In buildings, structural systems have dominated the conversation about carbon thus far, with more scrutiny on the high embodied energy of concrete and steel. However, the facade also contributes to a building’s overall carbon footprint and is increasingly receiving attention for this aspect of environmental performance.
In addition to wood-based envelope components, designers and manufacturers have been developing bio-based alternatives to the other common facade materials of metal, cementitious, and polymer composites.
Just as mass timber becomes more widely adopted for structure, bio-based materials are likely to become more common in envelope systems as a carbon-conscious construction method.
The BioBuild project sponsored by the European Commission is the “world’s first self-supporting facade panel made of biocomposites,” according to Arup.
Developed in partnership with GXN Innovation, whose prototype biocomposite panel first appeared in its 2009 Louisiana Pavilion, the BioBuild facade consists almost exclusively of natural fibers and resins. In the primary system, two external shells made of flax fibers solidified with bio-polyester are backed with insulation.
The 13’ x 7’-6” (4 m x 2.3 m) modules, each incorporating a window, utilize half the embodied energy of conventional construction materials. Three other building systems include a rain screen system made of jute fibers and furan (sugar cane-based) resin, internal partitions composed of flax and furan, and suspended ceilings made of jute and bio-polyester. All BioBuild system components may be easily disassembled and recycled.
The Osirys Project, also funded by the European Union, gathered 18 organizations including UNStudio to research and develop new biocomposite building products. Like BioBuild, the effort resulted in multiple systems: a multi-layered facade, a curtain wall, and an interior partition system. The team sought to replace most traditional components with bio-based materials in each design.
For example, the curtain wall system consists of biocomposite profiles, glass panels, a biobased surround, and biocomposite shading panels. In addition to reducing carbon emissions, the components of the Osirys systems emit less volatile organic compounds (VOCs) than many standard building products, thus delivering better air quality.
A more specialized technology is a bio-based facade trellis. This envelope product is the result of a collaboration between Bcomp, a fiber producer, and Temca, a composite manufacturer. Installed on the new Cité Scolaire Internationale Jacques Chirac school in Marseille, France, the trellis provides shade and imparts a distinctive visual pattern for the facade.
Each lightweight panel consists of flax fibers molded in one of five different patterns and reinforced with glass fibers and polyester resin. The modules are coated with a UV-protective surface that extends their longevity. The French Scientific and Technical Center for Building (CSTB) confirmed the product’s technical performance as a cladding application.

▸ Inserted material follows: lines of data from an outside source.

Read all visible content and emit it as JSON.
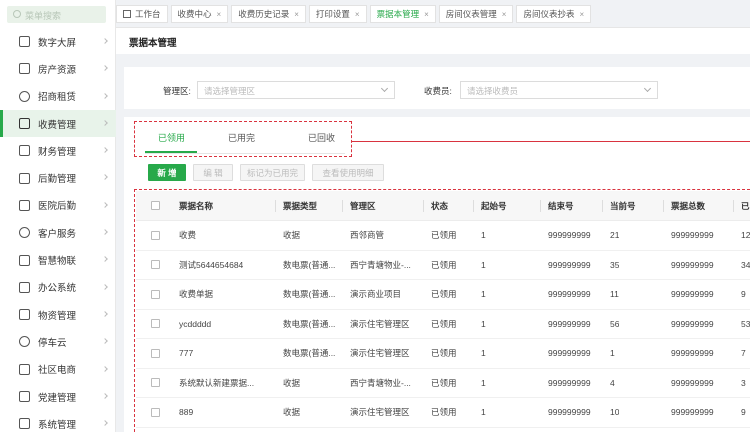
{
  "sidebar": {
    "search_placeholder": "菜单搜索",
    "items": [
      {
        "label": "数字大屏",
        "icon": "monitor-icon"
      },
      {
        "label": "房产资源",
        "icon": "building-icon"
      },
      {
        "label": "招商租赁",
        "icon": "house-icon"
      },
      {
        "label": "收费管理",
        "icon": "money-bag-icon",
        "active": true
      },
      {
        "label": "财务管理",
        "icon": "ledger-icon"
      },
      {
        "label": "后勤管理",
        "icon": "handshake-icon"
      },
      {
        "label": "医院后勤",
        "icon": "hospital-icon"
      },
      {
        "label": "客户服务",
        "icon": "user-icon"
      },
      {
        "label": "智慧物联",
        "icon": "iot-icon"
      },
      {
        "label": "办公系统",
        "icon": "layers-icon"
      },
      {
        "label": "物资管理",
        "icon": "box-icon"
      },
      {
        "label": "停车云",
        "icon": "parking-icon"
      },
      {
        "label": "社区电商",
        "icon": "shop-icon"
      },
      {
        "label": "党建管理",
        "icon": "flag-icon"
      },
      {
        "label": "系统管理",
        "icon": "gear-icon"
      }
    ]
  },
  "tabs": [
    {
      "label": "工作台",
      "closable": false
    },
    {
      "label": "收费中心",
      "closable": true
    },
    {
      "label": "收费历史记录",
      "closable": true
    },
    {
      "label": "打印设置",
      "closable": true
    },
    {
      "label": "票据本管理",
      "closable": true,
      "active": true
    },
    {
      "label": "房间仪表管理",
      "closable": true
    },
    {
      "label": "房间仪表抄表",
      "closable": true
    }
  ],
  "page_title": "票据本管理",
  "filters": {
    "area_label": "管理区:",
    "area_placeholder": "请选择管理区",
    "collector_label": "收费员:",
    "collector_placeholder": "请选择收费员"
  },
  "status_tabs": [
    "已领用",
    "已用完",
    "已回收"
  ],
  "buttons": {
    "add": "新 增",
    "edit": "编 辑",
    "mark_used": "标记为已用完",
    "view_detail": "查看使用明细"
  },
  "table": {
    "columns": [
      "票据名称",
      "票据类型",
      "管理区",
      "状态",
      "起始号",
      "结束号",
      "当前号",
      "票据总数",
      "已"
    ],
    "rows": [
      [
        "收费",
        "收据",
        "西邻商管",
        "已领用",
        "1",
        "999999999",
        "21",
        "999999999",
        "12"
      ],
      [
        "测试5644654684",
        "数电票(普通...",
        "西宁青塘物业-...",
        "已领用",
        "1",
        "999999999",
        "35",
        "999999999",
        "34"
      ],
      [
        "收费单据",
        "数电票(普通...",
        "演示商业项目",
        "已领用",
        "1",
        "999999999",
        "11",
        "999999999",
        "9"
      ],
      [
        "ycddddd",
        "数电票(普通...",
        "演示住宅管理区",
        "已领用",
        "1",
        "999999999",
        "56",
        "999999999",
        "53"
      ],
      [
        "777",
        "数电票(普通...",
        "演示住宅管理区",
        "已领用",
        "1",
        "999999999",
        "1",
        "999999999",
        "7"
      ],
      [
        "系统默认新建票据...",
        "收据",
        "西宁青塘物业-...",
        "已领用",
        "1",
        "999999999",
        "4",
        "999999999",
        "3"
      ],
      [
        "889",
        "收据",
        "演示住宅管理区",
        "已领用",
        "1",
        "999999999",
        "10",
        "999999999",
        "9"
      ]
    ]
  },
  "colors": {
    "accent": "#27a94a",
    "annotation": "#d9333f"
  }
}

Biocomposite facade systems like these are still in the early stages of development and are a long way from widespread commercialization. Although renewable fibers like flax or jute may be available in large quantities, the industrial processes necessary to transform these raw materials with compatible resins into reliable facade components are novel.
Bioresins are still relatively uncommon, therefore motivating manufacturers to employ standard petroleum-based resins—which significantly limits the ability for future recycling and diminishes the original purpose of using bio-materials.
Nevertheless, technological advances generally face early challenges in their development and require additional investments to overcome the hurdles associated with rigorous testing and production scaling.
Meeting future climate and resource targets will necessitate the development of carbon-friendly facade alternatives, and it is unreasonable to expect wood to fulfill this function exclusively as a material. Thus, biocomposite facade systems are a welcome contribution that indicates an exciting future in building envelope technology and design.